Discussion in 'Journalism topics only' started by BertoltBrecht, Sep 12, 2007.

  1. ZummoSports

    ZummoSports Member

    It has more to do with hating the barely operable macintosh on my desk and the fact that my company is too cheap to give us a decent word processing programming...and force us to use simpletext

    the pagination computer doesn't even have spell check for christ sakes...and in most spots i have to save before opening the web browser b/c it crashes my computer

    hence a strong line of profanity
     
  2. enigami

    enigami Member

    Because when I enjoy what I'm doing, I find that I don't curse as often as I do when I don't enjoy what I'm doing.
     
  3. buckweaver

    buckweaver Active Member

    I don't find any correlation to those two factors. I love what I do. But when I lose my work because of craptastic technology, I'm going to say a few choice words. Has no bearing on my satisfaction with my job.
     
  4. Tom Petty

    Tom Petty Guest

    you're a fucking rookie, aren't you?
     
  5. buckweaver

    buckweaver Active Member

    Besides, I like the word "fuck." It's so versatile.
     
  6. forever_town

    forever_town Well-Known Member

    A newsroom is a workplace, is it not? That makes it unprofessional to curse in a newsroom. Technically, if a ME or an EE wanted to, he or she could impose a rule that made profanity a violation. If I wanted to put a complete kibosh on profanity, I could do so.

    Then again, the reality is that 99 percent of newsroom staffs curse like sailors.
     
  7. Barsuk

    Barsuk Active Member

    I never really thought about it, but fuck yeah I curse in the newsroom. All the fucking time. We all do in sports. I guess that's why they stick us fuckers in the back corner. I don't think my profane ass could survive in a regular goddamn office environment.
     
  8. Tom Petty

    Tom Petty Guest

    what if you only could use one the rest of your life? A.) fuck you; B.) fuck off.
     
  9. Angola!

    Angola! Guest

    True.
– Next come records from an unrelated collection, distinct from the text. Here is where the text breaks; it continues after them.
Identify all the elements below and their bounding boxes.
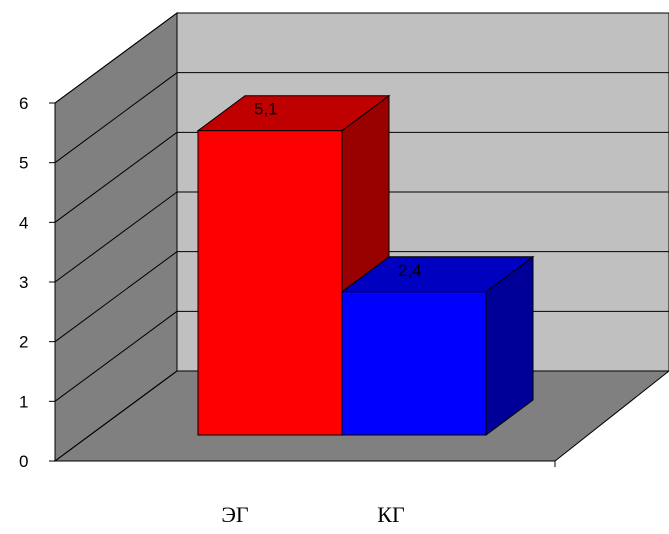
x-tick-label: КГ	[377, 502, 405, 527]
data-label: 2,4	[398, 261, 422, 280]
gridline-side	[54, 191, 178, 283]
gridline-side	[54, 12, 178, 104]
y-tick-label: 4	[19, 213, 28, 232]
gridline-side	[54, 72, 178, 164]
data-label: 5,1	[254, 100, 278, 119]
y-tick-label: 5	[19, 154, 28, 173]
bar-0[interactable]	[197, 130, 343, 436]
gridline-side	[54, 310, 178, 402]
y-tick-label: 6	[19, 94, 28, 113]
bar-1[interactable]	[341, 291, 487, 436]
y-tick-label: 2	[19, 333, 28, 352]
gridline-side	[54, 251, 178, 343]
y-tick-label: 3	[19, 273, 28, 292]
gridline-side	[54, 131, 178, 223]
y-tick-label: 0	[19, 452, 28, 471]
y-tick-label: 1	[19, 392, 28, 411]
x-tick-label: ЭГ	[221, 502, 249, 527]
gridline-side	[54, 370, 178, 462]
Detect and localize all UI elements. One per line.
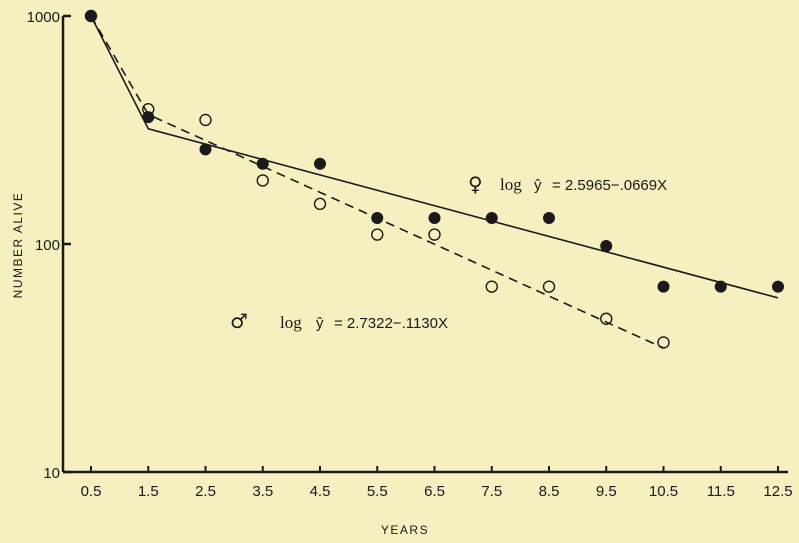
male-data-point bbox=[486, 281, 497, 292]
male-data-point bbox=[372, 229, 383, 240]
female-data-point bbox=[658, 281, 669, 292]
female-data-point bbox=[486, 213, 497, 224]
x-tick-label: 4.5 bbox=[310, 483, 331, 500]
x-tick-label: 11.5 bbox=[707, 483, 735, 500]
x-tick-label: 8.5 bbox=[539, 483, 560, 500]
fit-line-group bbox=[91, 16, 778, 348]
female-data-point bbox=[429, 213, 440, 224]
male-data-point bbox=[200, 114, 211, 125]
female-data-point bbox=[773, 281, 784, 292]
female-eq-rhs: = 2.5965−.0669X bbox=[552, 177, 667, 194]
male-data-point bbox=[257, 175, 268, 186]
x-tick-label: 2.5 bbox=[195, 483, 216, 500]
male-data-point bbox=[658, 337, 669, 348]
x-tick-label: 10.5 bbox=[649, 483, 678, 500]
x-tick-label: 0.5 bbox=[81, 483, 102, 500]
data-point-group bbox=[86, 11, 784, 348]
y-tick-label: 1000 bbox=[27, 9, 60, 26]
x-tick-label: 7.5 bbox=[481, 483, 502, 500]
x-tick-label: 12.5 bbox=[763, 483, 792, 500]
male-eq-yhat: ŷ bbox=[316, 315, 324, 332]
x-tick-label: 1.5 bbox=[138, 483, 159, 500]
male-eq-rhs: = 2.7322−.1130X bbox=[334, 315, 448, 332]
y-tick-group: 10 100 1000 bbox=[27, 9, 71, 482]
female-data-point bbox=[315, 158, 326, 169]
male-symbol: ♂ bbox=[230, 309, 248, 333]
female-data-point bbox=[372, 213, 383, 224]
female-data-point bbox=[715, 281, 726, 292]
female-eq-log: log bbox=[500, 175, 522, 194]
y-tick-label: 10 bbox=[43, 465, 60, 482]
female-symbol: ♀ bbox=[468, 172, 483, 196]
male-eq-log: log bbox=[280, 313, 302, 332]
y-tick-label: 100 bbox=[35, 237, 60, 254]
female-eq-yhat: ŷ bbox=[534, 177, 542, 194]
x-tick-label: 9.5 bbox=[596, 483, 617, 500]
female-equation: ♀ log ŷ = 2.5965−.0669X bbox=[468, 172, 667, 196]
female-fit-line bbox=[91, 16, 778, 298]
female-data-point bbox=[544, 213, 555, 224]
x-axis-label: YEARS bbox=[381, 523, 429, 537]
female-data-point bbox=[143, 112, 154, 123]
female-data-point bbox=[601, 241, 612, 252]
female-data-point bbox=[200, 144, 211, 155]
x-tick-label: 3.5 bbox=[252, 483, 273, 500]
male-equation: ♂ log ŷ = 2.7322−.1130X bbox=[230, 309, 448, 333]
female-data-point bbox=[86, 11, 97, 22]
male-data-point bbox=[315, 198, 326, 209]
x-tick-label: 5.5 bbox=[367, 483, 388, 500]
y-axis-label: NUMBER ALIVE bbox=[11, 192, 25, 299]
female-data-point bbox=[257, 158, 268, 169]
male-data-point bbox=[544, 281, 555, 292]
x-tick-label: 6.5 bbox=[424, 483, 445, 500]
male-data-point bbox=[429, 229, 440, 240]
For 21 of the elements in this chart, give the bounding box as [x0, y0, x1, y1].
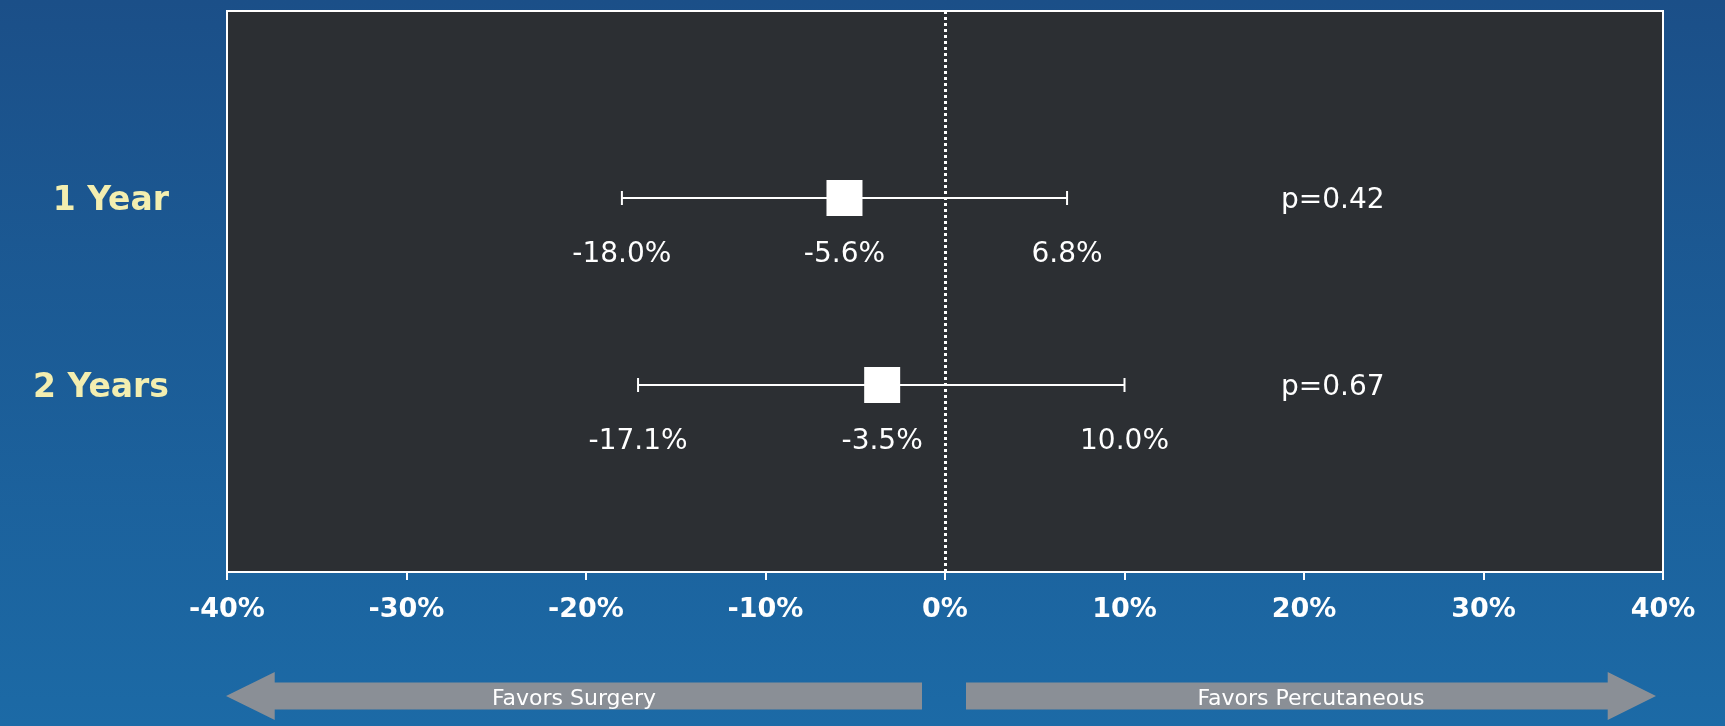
x-tick-label: 10% [1092, 592, 1157, 623]
x-tick-label: -30% [368, 592, 445, 623]
x-tick-label: 40% [1630, 592, 1696, 623]
text: Favors Surgery [490, 685, 658, 710]
annotation: -18.0% [572, 235, 672, 269]
annotation: p=0.42 [1280, 181, 1385, 215]
x-tick-label: 20% [1271, 592, 1337, 623]
text: Favors Percutaneous [1196, 685, 1426, 710]
annotation: 6.8% [1031, 235, 1103, 269]
x-tick-label: 0% [922, 592, 968, 623]
x-tick-label: 30% [1451, 592, 1516, 623]
annotation: 10.0% [1080, 422, 1169, 456]
annotation: p=0.67 [1280, 368, 1385, 402]
x-tick-label: -20% [548, 592, 624, 623]
x-tick-label: -40% [189, 592, 265, 623]
data-label: -5.6% [803, 235, 886, 269]
x-tick-label: -10% [727, 592, 804, 623]
y-tick-label: 1 Year [52, 178, 170, 218]
y-tick-label: 2 Years [33, 365, 169, 405]
data-label: -3.5% [841, 422, 923, 456]
annotation: -17.1% [588, 422, 688, 456]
Of course, every person in management positions in editorial cusses at my newspaper, so I have never thought anything different.
    At my present paper you can even cuss during the day and you don't get in trouble.
    If shit goes wrong, then I don't see the big deal in letting out a string of swear words, like I said earlier, it is better than breaking stuff or even bottling it all up only to blow up later. You have to release somehow. Some people take a walk around the building and some drop a "motherfuckingpieceoffuckingshitcocksuckingdouchebagfuckingserver." I don't really see the difference.
     
  10. novelist_wannabe

    novelist_wannabe Well-Known Member

    This may out me to some here, but I had this coworker once who was on a kick to clean up her language, and when something went wrong on deadline she'd yell, "VERY BAD WORDS!" in the middle of the newsroom. Still cracks me up thinking about it.
     
  11. Tom Petty

    Tom Petty Guest

    like that's the first time you've ever said that around these parts ...
     
  12. Walter Burns

    Walter Burns Member

    In "The Last Commissioner," Fay Vincent told a story about Bart Giamatti. Someone asked him why he, an educated man of letters, would use four-letter words.
    Giamatti said that as an academic, he is always searching for the right word. And sometimes, the right word is "shit."
    That about sums it up as far as I'm concerned. There are just some situations (like, oh, just for argument's sake, when the mailroom doesn't insert 2,000 copies of the fall sports tab in that day's paper) where you need to call someone a rat bastard cocksucker.